Quick question guys about the state police test in 2002, it was so long ago I lost my score to the test. Is there any way I can find out what my score was? i went to the hrd website, and only found info on my civil service scores.


----------



## reno911_2004 (May 13, 2004)

jason @ Mon 27 Sep said:


> Quick question guys about the state police test in 2002, it was so long ago I lost my score to the test. Is there any way I can find out what my score was? i went to the hrd website, and only found info on my civil service scores.


I would recommend snail mailing HQ at 
Massachusetts State Police
470 Worcester Road
Framingham, MA 01702 , giving them all your info (SS# etc.) and requesting another copy. Or you could email at [email protected]

I had to snail mail to change my current address on file, I imagine the same would be needed for another copy of a test score.


----------



## Guest (Sep 28, 2004)

Im not familiar with snail mail, how does that work.


----------



## Gil (Jun 15, 1998)

jason @ Tue Sep 28 said:


> Im not familiar with snail mail, how does that work.


 To answer your question: http://www.usps.gov


----------



## MVS (Jul 2, 2003)

jason @ Mon Sep 27 said:


> Quick question guys about the state police test in 2002, it was so long ago I lost my score to the test. Is there any way I can find out what my score was? i went to the hrd website, and only found info on my civil service scores.


You lost your score and you don't know what your score was? :shock: :shock: Boy, you really want the job huh? :shock:


----------



## Guest (Sep 28, 2004)

jason @ Tue 28 Sep said:


> Im not familiar with snail mail, how does that work.


 Quote: Originally posted by jason @ Mon Sep 27, 2004 6:31 pm:
Quick question guys about the state police test in 2002, it was so long ago I lost my score to the test. Is there any way I can find out what my score was? i went to the hrd website, and only found info on my civil service scores.

I bet I can tell you what end of the scale you score was. :roll:


----------



## Guest (Sep 29, 2004)

G :? ee......2 years later, and 3 apartments later kinda tend to lose things Specially when there was no hiring plans. :!: . Im pretty sure i know what i got, but just wanna verify.


----------



## sempergumby (Nov 14, 2003)

http://www.mass.gov/dps/exam_results.htm

This will get you in the area of where you need to look.
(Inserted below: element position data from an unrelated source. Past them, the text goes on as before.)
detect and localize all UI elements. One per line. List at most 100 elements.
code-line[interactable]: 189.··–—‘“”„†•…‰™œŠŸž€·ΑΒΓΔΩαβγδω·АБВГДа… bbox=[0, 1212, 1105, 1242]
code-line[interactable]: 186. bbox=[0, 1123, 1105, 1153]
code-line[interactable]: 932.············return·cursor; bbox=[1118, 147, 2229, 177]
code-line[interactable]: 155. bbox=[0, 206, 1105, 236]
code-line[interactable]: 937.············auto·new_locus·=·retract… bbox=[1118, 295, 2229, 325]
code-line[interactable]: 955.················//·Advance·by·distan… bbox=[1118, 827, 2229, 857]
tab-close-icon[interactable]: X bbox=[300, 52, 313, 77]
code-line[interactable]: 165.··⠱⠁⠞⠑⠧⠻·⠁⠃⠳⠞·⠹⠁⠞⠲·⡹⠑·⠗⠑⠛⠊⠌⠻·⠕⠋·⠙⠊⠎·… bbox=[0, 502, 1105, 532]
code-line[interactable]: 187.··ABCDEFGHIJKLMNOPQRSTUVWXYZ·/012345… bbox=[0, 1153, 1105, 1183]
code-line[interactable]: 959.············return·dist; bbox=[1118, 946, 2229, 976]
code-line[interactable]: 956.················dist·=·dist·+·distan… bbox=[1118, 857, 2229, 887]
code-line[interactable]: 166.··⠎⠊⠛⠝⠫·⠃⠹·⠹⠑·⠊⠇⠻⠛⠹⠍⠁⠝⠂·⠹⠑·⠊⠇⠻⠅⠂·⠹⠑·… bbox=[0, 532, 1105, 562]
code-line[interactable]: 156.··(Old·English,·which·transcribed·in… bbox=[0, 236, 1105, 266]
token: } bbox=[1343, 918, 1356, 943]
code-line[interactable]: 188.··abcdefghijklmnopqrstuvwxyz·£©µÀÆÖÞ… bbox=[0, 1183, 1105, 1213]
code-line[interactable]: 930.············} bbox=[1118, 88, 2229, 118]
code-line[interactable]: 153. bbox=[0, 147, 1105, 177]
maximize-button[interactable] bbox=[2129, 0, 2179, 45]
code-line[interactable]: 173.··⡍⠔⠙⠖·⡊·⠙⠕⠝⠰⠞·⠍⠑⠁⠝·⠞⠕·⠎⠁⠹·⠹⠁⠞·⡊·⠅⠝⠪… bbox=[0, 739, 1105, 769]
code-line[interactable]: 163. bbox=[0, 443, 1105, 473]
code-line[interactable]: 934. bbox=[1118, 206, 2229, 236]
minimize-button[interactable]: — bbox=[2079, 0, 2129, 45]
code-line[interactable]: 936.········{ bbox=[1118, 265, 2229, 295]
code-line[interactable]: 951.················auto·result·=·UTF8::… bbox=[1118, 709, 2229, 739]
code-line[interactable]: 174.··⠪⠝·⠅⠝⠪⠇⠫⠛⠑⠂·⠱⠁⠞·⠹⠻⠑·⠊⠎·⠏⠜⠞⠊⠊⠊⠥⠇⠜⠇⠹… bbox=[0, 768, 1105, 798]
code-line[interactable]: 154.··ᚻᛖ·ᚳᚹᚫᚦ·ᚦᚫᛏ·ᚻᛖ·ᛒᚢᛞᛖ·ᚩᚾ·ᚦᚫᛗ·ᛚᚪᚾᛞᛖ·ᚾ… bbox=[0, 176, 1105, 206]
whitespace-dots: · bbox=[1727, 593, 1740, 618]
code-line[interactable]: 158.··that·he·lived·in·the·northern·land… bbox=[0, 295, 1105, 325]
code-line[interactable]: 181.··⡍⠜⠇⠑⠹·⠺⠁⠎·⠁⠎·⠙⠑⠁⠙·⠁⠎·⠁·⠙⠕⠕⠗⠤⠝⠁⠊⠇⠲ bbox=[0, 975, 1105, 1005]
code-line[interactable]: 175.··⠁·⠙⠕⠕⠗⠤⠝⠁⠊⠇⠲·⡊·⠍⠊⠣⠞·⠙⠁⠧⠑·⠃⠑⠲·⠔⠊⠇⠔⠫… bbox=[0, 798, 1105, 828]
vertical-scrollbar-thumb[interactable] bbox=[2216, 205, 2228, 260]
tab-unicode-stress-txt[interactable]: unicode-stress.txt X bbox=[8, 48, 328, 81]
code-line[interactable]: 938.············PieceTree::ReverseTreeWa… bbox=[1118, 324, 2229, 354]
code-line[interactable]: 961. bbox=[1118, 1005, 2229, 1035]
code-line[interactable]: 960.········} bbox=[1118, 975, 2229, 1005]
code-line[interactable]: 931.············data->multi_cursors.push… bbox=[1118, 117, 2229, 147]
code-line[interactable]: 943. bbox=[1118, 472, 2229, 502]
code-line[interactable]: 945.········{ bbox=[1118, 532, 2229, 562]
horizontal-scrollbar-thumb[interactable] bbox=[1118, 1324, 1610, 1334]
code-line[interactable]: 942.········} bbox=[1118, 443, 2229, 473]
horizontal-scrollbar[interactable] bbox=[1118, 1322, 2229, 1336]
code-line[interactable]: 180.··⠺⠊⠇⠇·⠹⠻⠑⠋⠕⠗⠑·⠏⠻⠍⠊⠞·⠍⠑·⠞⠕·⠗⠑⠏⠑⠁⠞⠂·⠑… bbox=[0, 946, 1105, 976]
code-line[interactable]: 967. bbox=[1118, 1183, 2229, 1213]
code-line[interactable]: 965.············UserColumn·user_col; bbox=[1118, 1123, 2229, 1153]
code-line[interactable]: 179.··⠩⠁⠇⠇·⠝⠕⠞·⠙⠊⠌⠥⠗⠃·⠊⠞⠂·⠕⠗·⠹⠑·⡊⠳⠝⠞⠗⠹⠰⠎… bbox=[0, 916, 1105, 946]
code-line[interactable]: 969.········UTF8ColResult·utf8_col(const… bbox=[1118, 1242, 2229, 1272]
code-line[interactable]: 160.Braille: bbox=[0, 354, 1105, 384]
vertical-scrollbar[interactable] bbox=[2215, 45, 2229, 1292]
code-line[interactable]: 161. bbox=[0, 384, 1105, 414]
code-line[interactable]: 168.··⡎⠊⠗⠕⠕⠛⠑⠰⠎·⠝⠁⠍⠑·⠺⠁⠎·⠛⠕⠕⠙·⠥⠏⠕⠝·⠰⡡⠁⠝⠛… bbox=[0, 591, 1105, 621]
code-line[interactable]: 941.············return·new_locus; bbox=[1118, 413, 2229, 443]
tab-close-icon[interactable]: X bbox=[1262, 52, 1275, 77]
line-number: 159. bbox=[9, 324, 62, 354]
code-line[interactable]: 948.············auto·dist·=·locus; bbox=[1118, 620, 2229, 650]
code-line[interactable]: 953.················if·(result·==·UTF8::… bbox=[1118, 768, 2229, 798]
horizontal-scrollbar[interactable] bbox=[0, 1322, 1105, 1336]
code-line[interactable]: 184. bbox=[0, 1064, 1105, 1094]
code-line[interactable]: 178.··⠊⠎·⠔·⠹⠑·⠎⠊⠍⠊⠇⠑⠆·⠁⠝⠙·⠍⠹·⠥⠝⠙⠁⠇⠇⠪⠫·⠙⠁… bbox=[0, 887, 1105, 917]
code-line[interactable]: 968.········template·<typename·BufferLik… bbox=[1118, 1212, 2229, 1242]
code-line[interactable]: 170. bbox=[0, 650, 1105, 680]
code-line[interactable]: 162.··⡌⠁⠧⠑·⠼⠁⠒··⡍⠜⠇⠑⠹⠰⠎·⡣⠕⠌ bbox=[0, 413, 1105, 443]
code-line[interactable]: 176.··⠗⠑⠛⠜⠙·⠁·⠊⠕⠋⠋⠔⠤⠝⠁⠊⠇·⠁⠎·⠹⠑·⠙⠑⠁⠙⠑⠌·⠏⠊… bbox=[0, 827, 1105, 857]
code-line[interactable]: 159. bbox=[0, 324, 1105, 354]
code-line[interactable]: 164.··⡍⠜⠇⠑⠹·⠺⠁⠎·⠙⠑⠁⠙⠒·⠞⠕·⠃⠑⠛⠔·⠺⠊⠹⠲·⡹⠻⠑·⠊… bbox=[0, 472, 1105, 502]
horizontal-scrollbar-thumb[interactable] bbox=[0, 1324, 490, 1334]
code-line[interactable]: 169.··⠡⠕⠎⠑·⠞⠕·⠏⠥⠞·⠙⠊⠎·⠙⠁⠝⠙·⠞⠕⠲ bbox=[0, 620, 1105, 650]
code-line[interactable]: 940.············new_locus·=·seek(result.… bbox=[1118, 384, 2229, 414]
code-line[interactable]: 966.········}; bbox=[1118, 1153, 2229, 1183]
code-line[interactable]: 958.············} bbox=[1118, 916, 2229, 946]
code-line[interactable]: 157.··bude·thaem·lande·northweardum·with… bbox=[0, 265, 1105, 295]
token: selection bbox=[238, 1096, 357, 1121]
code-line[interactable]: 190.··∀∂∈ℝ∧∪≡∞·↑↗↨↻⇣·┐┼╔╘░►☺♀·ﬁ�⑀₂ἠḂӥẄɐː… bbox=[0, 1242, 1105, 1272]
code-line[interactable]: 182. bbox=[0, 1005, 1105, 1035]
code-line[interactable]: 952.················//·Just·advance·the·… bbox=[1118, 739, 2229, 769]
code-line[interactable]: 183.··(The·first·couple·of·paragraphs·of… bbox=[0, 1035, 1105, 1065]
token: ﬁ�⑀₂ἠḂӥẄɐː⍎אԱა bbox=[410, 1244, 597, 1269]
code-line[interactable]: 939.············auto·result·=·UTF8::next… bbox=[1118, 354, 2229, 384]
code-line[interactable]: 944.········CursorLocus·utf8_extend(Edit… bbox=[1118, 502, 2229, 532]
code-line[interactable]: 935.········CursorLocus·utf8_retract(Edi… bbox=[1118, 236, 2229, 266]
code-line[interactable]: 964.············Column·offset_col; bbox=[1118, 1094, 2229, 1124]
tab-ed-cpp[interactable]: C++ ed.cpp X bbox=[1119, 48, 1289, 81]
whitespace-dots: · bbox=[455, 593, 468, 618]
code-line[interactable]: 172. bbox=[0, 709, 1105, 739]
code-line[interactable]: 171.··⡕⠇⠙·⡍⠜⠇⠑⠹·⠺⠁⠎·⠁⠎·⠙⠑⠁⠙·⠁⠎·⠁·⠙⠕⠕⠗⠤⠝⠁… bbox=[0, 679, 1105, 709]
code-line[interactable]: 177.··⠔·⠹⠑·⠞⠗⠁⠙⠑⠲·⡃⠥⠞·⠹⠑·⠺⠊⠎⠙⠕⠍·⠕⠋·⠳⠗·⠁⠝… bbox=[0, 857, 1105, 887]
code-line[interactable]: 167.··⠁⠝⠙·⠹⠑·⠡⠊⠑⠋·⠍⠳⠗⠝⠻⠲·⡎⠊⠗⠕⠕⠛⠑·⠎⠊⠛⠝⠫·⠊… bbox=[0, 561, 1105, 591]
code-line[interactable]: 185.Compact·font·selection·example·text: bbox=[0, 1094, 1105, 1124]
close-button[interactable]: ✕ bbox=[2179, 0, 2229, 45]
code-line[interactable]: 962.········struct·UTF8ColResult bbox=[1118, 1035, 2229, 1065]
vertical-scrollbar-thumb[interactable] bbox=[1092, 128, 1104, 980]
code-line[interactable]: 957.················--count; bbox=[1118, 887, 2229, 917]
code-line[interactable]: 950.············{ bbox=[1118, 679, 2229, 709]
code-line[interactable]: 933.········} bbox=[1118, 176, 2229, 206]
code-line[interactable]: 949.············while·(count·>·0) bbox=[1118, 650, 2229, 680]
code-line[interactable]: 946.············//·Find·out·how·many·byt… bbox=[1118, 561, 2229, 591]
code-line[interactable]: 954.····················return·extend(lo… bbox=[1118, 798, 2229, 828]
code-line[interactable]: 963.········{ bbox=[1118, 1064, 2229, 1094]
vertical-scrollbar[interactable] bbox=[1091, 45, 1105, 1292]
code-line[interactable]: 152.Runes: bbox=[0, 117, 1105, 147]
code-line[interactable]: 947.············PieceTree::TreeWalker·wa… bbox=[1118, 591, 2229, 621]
Also an e-mail link or POC used to help.


----------



## no$.10 (Oct 18, 2005)

That's too bad Jason. If you got above an 87, you were supposed to report directly to Framingham on June 1, 2003 to be measured for uniforms. That was the 2002 test, right? Those were the guys who got on without having to go to the academy because the SP was so shorthanded. Too bad you missed it. Good luck next time, though.


----------



## DevilDog1775 (Nov 27, 2005)

no$.10 said:


> That's too bad Jason. If you got above an 87, you were supposed to report directly to Framingham on June 1, 2003 to be measured for uniforms. That was the 2002 test, right? Those were the guys who got on without having to go to the academy because the SP was so shorthanded. Too bad you missed it. Good luck next time, though.


:woot: LMFAO


----------